Югов А. К. ИВАН ПЕТРОВИЧ ПАВЛОВ.
Сидоров А. А. ИЛЬЯ ЕФИМОВИЧ РЕПИН.
Гумилевский Л. И. НИКОЛАЙ ЕГОРОВИЧ ЖУКОВСКИЙ.
Дурылин С. Н. МИХАИЛ СЕМЕНОВИЧ ЩЕПКИН.
Мясников А. С. АЛЕКСАНДР СЕРГЕЕВИЧ ПУШКИН.
Асеев Н. Н. ВЛАДИМИР ВЛАДИМИРОВИЧ МАЯКОВСКИЙ.
Евгеньев Б. С. АЛЕКСАНДР НИКОЛАЕВИЧ РАДИЩЕВ.
Бугославский С. А. МИХАИЛ ИВАНОВИЧ ГЛИНКА.
Осипов К. СТЕПАН ОСИПОВИЧ МАКАРОВ.
Струминский В. Я. КОНСТАНТИН ДМИТРИЕВИЧ УШИНСКИЙ.
Нагорный С. Г. ГЕОРГИЙ ЯКОВЛЕВИЧ СЕДОВ.
Тарле Е. В. ПАВЕЛ СТЕПАНОВИЧ НАХИМОВ.
Зонин А. И. ФЕДОР ФЕДОРОВИЧ УШАКОВ.
В следующем, 1944 году серия стала называться «Великие русские люди», и в течение 1944–1945 годов тоже было выпущено 14 ее выпусков:
Гудзий Н. К. ЛЕВ НИКОЛАЕВИЧ ТОЛСТОЙ.
Черный О. и Черная Е. ПЕТР ИЛЬИЧ ЧАЙКОВСКИЙ.

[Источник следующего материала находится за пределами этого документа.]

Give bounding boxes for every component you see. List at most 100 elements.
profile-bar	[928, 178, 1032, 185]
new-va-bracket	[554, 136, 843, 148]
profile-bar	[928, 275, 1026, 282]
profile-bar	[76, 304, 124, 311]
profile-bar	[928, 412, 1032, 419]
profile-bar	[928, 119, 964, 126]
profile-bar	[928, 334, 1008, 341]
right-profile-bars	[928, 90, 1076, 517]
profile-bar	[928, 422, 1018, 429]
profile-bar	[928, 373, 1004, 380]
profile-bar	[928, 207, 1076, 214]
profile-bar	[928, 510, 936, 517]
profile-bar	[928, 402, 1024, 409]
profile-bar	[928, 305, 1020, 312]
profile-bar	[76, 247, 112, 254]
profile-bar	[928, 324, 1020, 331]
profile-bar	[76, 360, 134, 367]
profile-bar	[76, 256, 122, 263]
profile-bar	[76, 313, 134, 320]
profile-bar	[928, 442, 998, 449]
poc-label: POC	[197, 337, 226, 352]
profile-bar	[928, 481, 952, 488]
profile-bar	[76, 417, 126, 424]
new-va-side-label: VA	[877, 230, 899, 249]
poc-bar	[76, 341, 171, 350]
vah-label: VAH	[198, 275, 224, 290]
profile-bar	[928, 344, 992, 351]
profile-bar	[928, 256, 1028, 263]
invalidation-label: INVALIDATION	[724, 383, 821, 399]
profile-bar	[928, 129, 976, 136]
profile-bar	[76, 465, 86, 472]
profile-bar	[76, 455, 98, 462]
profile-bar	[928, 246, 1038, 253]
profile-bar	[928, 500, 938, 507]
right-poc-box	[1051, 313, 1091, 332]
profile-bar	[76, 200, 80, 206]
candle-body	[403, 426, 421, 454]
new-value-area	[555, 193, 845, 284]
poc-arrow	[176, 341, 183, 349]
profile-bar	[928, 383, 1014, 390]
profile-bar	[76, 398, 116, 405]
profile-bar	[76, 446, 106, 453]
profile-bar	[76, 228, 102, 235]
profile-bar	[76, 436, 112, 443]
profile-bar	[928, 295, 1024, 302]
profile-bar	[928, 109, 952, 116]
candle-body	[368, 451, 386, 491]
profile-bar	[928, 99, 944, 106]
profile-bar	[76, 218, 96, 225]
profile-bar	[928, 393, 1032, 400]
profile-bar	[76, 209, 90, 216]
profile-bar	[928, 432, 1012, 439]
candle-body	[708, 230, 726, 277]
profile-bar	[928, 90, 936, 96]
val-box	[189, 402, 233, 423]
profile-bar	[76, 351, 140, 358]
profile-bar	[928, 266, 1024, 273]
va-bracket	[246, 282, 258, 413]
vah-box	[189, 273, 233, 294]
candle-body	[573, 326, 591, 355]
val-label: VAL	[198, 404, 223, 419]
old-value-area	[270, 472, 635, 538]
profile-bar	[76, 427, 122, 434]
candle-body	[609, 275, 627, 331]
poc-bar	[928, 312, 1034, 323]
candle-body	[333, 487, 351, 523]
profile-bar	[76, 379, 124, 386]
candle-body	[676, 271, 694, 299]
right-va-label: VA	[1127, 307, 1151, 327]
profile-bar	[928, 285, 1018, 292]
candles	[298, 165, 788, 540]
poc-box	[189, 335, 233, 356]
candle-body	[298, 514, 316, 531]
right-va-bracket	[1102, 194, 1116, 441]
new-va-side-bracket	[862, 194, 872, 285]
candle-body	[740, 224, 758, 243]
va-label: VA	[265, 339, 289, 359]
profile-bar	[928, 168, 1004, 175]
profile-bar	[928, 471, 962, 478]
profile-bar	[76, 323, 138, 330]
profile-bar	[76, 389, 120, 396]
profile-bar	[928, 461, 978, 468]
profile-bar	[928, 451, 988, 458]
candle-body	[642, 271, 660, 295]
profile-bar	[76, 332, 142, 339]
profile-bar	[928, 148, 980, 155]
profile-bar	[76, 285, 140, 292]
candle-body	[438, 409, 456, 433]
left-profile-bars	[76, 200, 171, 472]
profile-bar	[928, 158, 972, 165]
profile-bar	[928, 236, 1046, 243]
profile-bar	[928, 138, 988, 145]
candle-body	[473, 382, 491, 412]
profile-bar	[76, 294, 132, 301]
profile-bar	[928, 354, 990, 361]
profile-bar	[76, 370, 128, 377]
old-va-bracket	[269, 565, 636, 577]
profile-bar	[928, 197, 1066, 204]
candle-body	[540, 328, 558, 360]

Ильин М. А. МАТВЕЙ ФЕДОРОВИЧ КАЗАКОВ.
Дурылин С. Н. МИХАИЛ ЮРЬЕВИЧ ЛЕРМОНТОВ.
Водовозов Н. В. ВИССАРИОН ГРИГОРЬЕВИЧ БЕЛИНСКИЙ.
Гумилевский Л. И. ДМИТРИЙ КОНСТАНТИНОВИЧ ЧЕРНОВ.
Марков С.Н. НИКОЛАЙ НИКОЛАЕВИЧ МИКЛУХО-МАКЛАЙ.
Коштоянц X. С. ИВАН МИХАЙЛОВИЧ СЕЧЕНОВ.
Водовозов Н. В. НИКОЛАЙ ВАСИЛЬЕВИЧ ГОГОЛЬ.
Сергеев И. В. ИВАН АНДРЕЕВИЧ КРЫЛОВ.
Холодковский В. В. НИКОЛАЙ ИВАНОВИЧ ЛОБАЧЕВСКИЙ.
Головин Г. И. АЛЕКСАНДР СТЕПАНОВИЧ ПОПОВ.
Гремяцкий М. А. ИЛЬЯ ИЛЬИЧ МЕЧНИКОВ.
Ильин М. А. ВАСИЛИЙ ИВАНОВИЧ БАЖЕНОВ.
…Перелистываешь реликвии того грозного военного времени. Да, пожелтели страницы. Да, сделались иными языковые обороты писателей-биографов — традиции серии остаются, требования возрастают. Возможно, что о любом из героев памятной биографической серии сегодня можно было бы рассказать иначе. Но у славных реликвий есть право на долгую жизнь и благодарную память. Ведь едва ли найдется много даже самых страстных книголюбов, у которых сохранились хотя бы отдельные части этой военной эпопеи славы и величия народа: ведь книжки эти, случалось, горели в объятых пламенем танках, намокали на переправах через реки, оставались в карманах шинелей, покрывавших — с другими в ряд — солдатские тела…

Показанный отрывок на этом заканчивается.